I was intrigued by my downtime when working with Unreal. Shader and blueprints compiling very often and taking quite some time, packaging taking a lot of time for very minimal projects, opening projects… So I decided to sample ShowdownVRDemo to get an idea of how someone who works with the engine instead of against it would experience. So:
- I created the project and waited for it to start
- I waited for the shaders to compile (I thought the 15-20 min delay to start was because they were already compiling…)
(Not sure why Epic Launcher insist on hogging 25%, so I closed it after a while) - I waited the EXE to be built.
It was 61 minutes for that few meters scene on rails (it’s somewhat dense, but still very little content).
(i5 4590, 32gb ram, unreal and project on SSD, GTX 780, win 10, clean install)
61 minutes waiting and the lights were already built at least. Of course on a real use, you don’t wait all the shaders to compile at once, but the experience is similar. When designing shaders a change I try takes such a long time to give feedback that I lose reference to before the change. Trial and error seems very unsustainable, specially with lighting and packaging.

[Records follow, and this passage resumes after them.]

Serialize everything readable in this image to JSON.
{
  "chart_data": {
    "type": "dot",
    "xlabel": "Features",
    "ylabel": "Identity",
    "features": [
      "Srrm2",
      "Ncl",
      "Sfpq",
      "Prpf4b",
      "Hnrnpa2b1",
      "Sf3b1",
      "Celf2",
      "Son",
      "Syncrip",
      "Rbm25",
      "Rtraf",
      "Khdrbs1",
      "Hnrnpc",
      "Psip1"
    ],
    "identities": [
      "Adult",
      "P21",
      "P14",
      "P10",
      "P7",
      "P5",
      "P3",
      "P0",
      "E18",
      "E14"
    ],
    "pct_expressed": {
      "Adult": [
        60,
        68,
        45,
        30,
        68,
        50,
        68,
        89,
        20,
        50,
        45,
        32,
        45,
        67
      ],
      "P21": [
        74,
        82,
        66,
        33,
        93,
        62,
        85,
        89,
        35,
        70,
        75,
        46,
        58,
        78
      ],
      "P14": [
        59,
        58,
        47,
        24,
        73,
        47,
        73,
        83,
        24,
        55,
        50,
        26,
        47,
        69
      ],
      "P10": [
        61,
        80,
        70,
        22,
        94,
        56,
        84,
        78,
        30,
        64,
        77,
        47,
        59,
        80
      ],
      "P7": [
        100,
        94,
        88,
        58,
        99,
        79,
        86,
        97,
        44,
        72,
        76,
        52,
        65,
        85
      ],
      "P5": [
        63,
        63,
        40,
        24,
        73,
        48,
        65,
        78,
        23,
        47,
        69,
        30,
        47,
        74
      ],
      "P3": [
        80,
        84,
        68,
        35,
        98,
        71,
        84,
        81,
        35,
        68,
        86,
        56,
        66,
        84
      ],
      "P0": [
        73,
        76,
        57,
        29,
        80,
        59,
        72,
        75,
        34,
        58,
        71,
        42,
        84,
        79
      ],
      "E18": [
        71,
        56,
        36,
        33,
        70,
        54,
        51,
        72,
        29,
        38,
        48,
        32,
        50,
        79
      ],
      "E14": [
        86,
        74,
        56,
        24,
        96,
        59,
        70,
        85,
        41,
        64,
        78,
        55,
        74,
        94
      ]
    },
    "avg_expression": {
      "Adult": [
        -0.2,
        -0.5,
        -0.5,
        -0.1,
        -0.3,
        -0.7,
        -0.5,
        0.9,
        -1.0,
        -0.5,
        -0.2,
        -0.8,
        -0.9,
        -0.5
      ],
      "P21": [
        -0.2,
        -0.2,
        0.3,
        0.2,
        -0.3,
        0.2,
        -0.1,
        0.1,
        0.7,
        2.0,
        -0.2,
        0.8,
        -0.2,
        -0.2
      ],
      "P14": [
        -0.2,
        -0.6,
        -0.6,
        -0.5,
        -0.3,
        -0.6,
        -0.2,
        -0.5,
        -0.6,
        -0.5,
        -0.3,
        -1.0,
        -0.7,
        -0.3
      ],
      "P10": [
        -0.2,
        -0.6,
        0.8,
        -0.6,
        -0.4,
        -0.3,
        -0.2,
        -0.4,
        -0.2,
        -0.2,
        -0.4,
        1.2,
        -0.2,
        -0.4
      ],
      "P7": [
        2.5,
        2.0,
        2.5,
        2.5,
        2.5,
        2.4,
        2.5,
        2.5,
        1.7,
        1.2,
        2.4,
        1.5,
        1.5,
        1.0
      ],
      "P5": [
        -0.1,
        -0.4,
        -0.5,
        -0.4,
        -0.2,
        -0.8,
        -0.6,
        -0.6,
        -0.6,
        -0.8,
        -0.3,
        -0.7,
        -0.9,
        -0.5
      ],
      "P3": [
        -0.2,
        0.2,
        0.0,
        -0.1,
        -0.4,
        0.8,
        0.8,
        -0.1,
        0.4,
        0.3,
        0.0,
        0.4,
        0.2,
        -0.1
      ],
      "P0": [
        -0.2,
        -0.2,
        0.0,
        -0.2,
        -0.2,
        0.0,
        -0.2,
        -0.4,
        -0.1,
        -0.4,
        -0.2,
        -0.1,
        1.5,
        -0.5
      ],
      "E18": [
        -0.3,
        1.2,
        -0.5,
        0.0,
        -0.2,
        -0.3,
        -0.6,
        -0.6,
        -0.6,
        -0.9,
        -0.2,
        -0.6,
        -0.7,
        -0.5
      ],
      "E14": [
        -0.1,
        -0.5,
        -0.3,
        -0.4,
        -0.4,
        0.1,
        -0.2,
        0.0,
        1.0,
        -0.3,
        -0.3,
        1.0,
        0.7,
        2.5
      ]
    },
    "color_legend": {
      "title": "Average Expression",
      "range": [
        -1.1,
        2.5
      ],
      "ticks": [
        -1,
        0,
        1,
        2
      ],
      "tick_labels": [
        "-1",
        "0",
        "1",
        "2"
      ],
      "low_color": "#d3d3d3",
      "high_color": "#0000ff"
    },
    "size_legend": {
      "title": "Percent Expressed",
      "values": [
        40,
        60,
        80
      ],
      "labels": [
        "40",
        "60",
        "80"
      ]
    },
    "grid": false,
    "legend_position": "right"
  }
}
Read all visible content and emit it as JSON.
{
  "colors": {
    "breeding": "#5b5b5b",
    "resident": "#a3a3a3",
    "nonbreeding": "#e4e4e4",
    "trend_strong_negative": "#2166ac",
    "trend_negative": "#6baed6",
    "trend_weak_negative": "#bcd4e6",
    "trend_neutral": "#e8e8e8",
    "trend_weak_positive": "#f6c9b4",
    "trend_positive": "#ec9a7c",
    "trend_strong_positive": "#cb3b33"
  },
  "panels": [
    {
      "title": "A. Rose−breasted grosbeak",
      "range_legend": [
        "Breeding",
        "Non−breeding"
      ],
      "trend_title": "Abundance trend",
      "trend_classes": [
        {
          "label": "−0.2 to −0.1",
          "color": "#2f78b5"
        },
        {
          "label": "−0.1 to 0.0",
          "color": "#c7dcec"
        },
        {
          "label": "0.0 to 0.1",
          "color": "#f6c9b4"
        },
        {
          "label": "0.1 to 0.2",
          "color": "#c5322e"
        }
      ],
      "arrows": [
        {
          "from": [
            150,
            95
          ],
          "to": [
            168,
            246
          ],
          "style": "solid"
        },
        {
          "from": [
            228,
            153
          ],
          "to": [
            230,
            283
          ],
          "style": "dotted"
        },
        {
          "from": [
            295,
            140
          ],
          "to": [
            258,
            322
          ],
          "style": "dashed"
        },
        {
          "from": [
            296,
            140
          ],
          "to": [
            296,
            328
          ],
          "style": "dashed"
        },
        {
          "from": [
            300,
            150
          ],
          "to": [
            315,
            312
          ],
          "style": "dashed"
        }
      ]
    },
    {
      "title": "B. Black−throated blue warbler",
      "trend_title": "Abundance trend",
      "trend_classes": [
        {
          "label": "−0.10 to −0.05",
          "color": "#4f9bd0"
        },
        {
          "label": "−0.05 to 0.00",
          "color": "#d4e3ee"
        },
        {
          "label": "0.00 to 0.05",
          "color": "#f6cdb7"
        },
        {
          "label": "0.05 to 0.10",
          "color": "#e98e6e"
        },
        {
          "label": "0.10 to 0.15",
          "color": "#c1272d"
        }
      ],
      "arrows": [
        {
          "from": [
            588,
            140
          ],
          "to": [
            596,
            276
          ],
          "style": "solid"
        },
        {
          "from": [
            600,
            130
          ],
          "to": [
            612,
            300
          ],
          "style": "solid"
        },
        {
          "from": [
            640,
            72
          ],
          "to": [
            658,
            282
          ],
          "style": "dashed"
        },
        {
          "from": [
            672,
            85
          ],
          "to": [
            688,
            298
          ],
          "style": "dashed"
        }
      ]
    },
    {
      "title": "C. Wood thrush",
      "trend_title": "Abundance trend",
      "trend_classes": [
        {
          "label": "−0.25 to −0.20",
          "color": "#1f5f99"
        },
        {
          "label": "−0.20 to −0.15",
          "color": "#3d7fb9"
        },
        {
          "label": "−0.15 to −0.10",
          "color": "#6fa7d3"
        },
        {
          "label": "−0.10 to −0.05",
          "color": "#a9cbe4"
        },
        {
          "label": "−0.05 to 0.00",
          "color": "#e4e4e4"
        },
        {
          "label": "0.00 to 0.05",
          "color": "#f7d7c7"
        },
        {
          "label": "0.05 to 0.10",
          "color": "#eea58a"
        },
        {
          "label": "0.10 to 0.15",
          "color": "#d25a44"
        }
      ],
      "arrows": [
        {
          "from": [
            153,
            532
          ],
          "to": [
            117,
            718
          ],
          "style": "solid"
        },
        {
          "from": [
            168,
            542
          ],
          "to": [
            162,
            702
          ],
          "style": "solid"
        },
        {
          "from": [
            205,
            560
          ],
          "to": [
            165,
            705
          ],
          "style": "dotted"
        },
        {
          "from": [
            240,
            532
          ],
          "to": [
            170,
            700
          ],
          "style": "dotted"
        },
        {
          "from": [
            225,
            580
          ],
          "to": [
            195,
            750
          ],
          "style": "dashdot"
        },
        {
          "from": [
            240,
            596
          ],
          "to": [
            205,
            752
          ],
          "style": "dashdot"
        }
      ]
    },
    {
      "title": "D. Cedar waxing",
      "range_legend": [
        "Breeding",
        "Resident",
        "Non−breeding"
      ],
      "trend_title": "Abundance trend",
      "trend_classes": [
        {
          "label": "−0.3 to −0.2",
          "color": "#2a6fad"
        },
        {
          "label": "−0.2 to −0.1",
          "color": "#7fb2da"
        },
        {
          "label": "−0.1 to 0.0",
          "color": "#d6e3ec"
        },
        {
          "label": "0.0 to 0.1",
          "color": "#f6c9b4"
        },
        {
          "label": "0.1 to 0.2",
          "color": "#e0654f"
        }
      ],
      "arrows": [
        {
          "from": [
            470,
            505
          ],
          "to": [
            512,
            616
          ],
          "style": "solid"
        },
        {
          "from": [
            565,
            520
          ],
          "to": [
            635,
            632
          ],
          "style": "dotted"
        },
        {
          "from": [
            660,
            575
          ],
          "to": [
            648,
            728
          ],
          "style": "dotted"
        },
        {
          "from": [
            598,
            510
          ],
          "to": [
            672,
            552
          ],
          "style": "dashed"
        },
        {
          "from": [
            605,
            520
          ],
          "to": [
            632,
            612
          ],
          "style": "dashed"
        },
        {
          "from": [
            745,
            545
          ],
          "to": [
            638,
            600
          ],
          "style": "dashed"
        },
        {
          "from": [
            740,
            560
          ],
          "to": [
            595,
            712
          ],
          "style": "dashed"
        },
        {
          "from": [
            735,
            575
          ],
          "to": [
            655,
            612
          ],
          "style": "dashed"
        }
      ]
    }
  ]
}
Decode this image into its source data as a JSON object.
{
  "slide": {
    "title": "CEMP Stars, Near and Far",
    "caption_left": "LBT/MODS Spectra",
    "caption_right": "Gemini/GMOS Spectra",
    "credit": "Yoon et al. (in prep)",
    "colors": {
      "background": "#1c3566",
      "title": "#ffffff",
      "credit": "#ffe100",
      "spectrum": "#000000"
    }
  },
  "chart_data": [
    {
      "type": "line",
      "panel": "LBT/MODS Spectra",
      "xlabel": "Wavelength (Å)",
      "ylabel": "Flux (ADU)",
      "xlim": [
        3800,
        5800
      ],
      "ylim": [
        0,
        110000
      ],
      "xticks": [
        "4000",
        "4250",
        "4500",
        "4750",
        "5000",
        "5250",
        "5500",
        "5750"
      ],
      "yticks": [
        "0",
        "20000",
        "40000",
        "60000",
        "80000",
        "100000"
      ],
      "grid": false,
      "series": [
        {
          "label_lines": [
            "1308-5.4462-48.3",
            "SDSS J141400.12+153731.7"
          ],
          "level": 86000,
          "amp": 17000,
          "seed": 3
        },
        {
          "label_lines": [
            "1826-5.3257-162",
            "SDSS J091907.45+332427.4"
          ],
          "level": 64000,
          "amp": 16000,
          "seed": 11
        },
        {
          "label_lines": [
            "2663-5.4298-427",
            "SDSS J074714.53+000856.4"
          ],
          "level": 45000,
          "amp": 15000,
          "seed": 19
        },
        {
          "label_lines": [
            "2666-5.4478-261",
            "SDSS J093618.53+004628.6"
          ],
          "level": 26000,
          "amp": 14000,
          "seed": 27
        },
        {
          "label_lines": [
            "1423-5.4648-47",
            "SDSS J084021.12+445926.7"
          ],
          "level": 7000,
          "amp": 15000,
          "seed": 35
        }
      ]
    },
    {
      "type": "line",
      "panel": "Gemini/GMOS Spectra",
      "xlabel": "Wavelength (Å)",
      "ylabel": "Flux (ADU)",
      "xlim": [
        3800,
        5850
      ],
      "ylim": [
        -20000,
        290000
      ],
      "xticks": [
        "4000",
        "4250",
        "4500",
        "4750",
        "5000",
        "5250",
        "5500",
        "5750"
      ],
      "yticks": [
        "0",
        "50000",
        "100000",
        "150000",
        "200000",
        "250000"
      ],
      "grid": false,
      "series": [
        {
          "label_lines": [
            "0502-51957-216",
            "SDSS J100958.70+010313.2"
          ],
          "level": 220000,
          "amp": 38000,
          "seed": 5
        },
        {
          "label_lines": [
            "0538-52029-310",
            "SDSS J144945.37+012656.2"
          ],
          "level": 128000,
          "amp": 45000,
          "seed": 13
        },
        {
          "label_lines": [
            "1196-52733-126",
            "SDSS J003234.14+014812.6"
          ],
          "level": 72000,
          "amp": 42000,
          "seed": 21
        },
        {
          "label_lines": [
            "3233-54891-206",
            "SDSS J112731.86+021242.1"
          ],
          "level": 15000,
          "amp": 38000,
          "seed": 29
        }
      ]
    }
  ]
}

So the question is: is this normal?
Is the human downtime with UE development a known issue, the lesser of a bigger evil, or user error somehow?
I know I shouldn’t compare with Unity and Quest3D, but trial and error in the workflow is kinda imperative, specially with so much redundant and retification learning content Epic releases every other day without indexing.
Bonus question: what’s the logic of the need to shader recompile if I imported the project someone already made?